Der Konzern ist ein Zentrum der Krise, die Italien im vergangenen Jahr erfasst hat. Seit Februar 2003 gelten dessen Aktien gar als "junk". In dem Monat war der Autoabsatz insgesamt um 8% gestiegen, aber FIAT hatte keinen Anteil daran. Zwar war der Rückgang um über 10% auch der Überschwemmung Ende Januar in Termoli geschuldet, aber anders auch in den Vormonaten war es kaum anders gewesen.

Bis 2001 hatte die Wirtschaft mit immer besseren Zahlen geglänzt; das Staatsdefizit sank. Die internationale Rating-Agentur Moody's setzte im Mai 2002 Italien um einen Punkt hoch: Italien war im europäischen Reigen nur noch vorletzter (vor Griechenland.). Silvio Berlusconi freute sich und die Opposition schrieb das Ergebnis auf ihre Fahnen, denn die Fortschritte zwischen 1995 und 2001 fielen weitgehend in ihre Regierungszeit.

Gleichzeitig aber mit dem neuen Rating veröffentlichte ISTAT - die statistische Landesbehörde - verheerende Daten über das erste Vierteljahr 2002: Der Einbruch der Industrieproduktion um 7,6% war so gravierend wie seit August 1996 nicht mehr, vor allem geschuldet dem Rückgang der Autoproduktion um 15%. Seither geht es Monat für Monat in fast allen Branchen so weiter. Lediglich die Dienstleistungen können sich noch halbwegs behaupten.

Dennoch verbreitete im vergangenen Jahr selbst Zentralbank-Präsident Fazio verhaltenen Optimismus. Inzwischen wird der Ruf nach strukturellen Reformen lauter. Aber es werden lediglich die alten, von keiner Regierung eingelösten, Rezepte wiederholt, von mehr Staatsbeteiligung bis zu Beschäftigungsförderung aller Art für den Mezzogiorno. Fazio selber hofft auf die großen Infrastrukturprojekte wie die Brücke über die Meerenge von Messina oder den Hochwasserschutz für Venedig.

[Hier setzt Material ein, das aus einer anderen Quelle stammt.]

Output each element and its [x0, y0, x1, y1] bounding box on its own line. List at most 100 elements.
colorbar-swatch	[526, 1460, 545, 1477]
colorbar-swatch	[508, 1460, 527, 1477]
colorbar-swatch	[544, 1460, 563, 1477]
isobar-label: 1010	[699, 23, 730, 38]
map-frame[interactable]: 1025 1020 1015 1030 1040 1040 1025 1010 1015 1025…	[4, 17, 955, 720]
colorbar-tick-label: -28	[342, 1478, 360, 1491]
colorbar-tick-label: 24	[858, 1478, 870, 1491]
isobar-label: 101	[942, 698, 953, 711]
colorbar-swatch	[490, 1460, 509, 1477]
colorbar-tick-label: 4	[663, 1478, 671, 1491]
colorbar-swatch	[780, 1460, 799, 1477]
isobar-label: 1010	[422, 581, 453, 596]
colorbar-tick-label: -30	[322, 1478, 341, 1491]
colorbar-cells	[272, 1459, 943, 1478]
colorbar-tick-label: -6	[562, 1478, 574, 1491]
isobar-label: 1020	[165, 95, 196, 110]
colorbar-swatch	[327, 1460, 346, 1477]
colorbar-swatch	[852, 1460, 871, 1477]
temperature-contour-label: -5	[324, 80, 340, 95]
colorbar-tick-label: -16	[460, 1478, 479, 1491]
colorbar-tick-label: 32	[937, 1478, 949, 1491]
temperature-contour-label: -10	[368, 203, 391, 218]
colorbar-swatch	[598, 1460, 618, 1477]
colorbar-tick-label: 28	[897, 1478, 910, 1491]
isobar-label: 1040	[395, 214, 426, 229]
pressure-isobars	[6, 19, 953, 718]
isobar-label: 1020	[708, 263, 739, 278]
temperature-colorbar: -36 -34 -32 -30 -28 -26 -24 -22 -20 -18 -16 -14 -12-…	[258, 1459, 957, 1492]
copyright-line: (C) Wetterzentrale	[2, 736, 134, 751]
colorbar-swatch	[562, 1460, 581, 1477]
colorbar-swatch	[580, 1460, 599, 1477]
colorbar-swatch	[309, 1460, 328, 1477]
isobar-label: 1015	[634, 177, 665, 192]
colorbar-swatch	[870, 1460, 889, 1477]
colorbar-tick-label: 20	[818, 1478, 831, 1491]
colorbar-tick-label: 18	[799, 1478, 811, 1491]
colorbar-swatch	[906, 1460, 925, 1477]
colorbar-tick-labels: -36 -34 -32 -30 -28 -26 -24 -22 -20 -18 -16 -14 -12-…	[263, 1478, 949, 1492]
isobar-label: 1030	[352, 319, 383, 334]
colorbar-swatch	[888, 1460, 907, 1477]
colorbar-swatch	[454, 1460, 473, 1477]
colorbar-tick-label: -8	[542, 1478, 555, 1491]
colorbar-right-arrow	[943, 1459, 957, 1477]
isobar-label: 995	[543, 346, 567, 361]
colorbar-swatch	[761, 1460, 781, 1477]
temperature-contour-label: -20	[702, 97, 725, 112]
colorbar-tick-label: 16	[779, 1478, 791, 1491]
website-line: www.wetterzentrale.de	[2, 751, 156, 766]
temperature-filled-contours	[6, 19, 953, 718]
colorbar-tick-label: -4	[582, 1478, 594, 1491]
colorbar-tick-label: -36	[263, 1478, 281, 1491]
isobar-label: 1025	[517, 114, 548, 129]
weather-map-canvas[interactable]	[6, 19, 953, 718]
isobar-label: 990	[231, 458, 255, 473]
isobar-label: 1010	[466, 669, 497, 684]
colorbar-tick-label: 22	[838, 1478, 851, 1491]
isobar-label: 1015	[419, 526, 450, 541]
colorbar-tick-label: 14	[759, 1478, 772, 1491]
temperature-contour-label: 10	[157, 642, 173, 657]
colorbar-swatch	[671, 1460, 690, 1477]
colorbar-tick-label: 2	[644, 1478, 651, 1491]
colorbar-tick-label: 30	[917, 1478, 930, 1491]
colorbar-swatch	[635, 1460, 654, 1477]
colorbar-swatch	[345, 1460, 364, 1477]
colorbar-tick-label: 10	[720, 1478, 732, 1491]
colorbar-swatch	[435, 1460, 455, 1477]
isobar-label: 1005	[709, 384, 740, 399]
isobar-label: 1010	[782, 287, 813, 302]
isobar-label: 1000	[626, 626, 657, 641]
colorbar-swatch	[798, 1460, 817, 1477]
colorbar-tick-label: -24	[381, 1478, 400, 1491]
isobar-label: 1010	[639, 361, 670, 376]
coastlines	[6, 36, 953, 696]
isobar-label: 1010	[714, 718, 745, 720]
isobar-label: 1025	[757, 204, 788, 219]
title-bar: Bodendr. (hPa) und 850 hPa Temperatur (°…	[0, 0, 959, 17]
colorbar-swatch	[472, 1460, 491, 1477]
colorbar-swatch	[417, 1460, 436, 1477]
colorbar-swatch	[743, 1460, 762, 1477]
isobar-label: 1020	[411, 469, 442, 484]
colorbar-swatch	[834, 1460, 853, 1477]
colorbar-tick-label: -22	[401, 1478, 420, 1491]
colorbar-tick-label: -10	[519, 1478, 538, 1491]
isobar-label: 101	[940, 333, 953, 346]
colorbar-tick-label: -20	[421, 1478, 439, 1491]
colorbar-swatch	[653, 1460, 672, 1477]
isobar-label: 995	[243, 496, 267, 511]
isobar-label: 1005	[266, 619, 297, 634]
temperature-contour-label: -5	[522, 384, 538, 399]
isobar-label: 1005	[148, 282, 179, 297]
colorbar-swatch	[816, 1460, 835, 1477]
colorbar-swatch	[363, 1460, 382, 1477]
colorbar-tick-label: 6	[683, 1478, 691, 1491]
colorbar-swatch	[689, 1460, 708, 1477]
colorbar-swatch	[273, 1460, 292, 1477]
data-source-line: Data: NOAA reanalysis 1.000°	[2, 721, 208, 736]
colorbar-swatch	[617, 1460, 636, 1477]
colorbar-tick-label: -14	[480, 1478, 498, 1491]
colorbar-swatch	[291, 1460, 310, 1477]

Die Opposition beklagt die Abwesenheit einer "Industriepolitik" und ist sich darin mit den Gewerkschaften einig. Vorschläge? Beibehaltung der überlieferten Rechte.

Die bemerkenswertesten außerparlamentarischen Aktivitäten zum Thema Industriepolitik im vergangenen Jahre waren die Streiks. ISTAT meldete kürzlich einen Anstieg von 355% (!) gegenüber 2001. 32,7 Millionen Arbeitsstunden gingen dadurch verloren, fast soviel wie im Rekordjahr 1990. Kaum mehr als 15% dieser Streiks betrafen Tarifverträge und Löhne - die Einkommen sind eh um 2,6% gegenüber dem Vorjahr gestiegen. Alles andere fällt unter die Kategorie "politische Streiks", von der Beibehaltung des alten Kündigungsschutzes bis zum Erhalt von Produktionsstätten.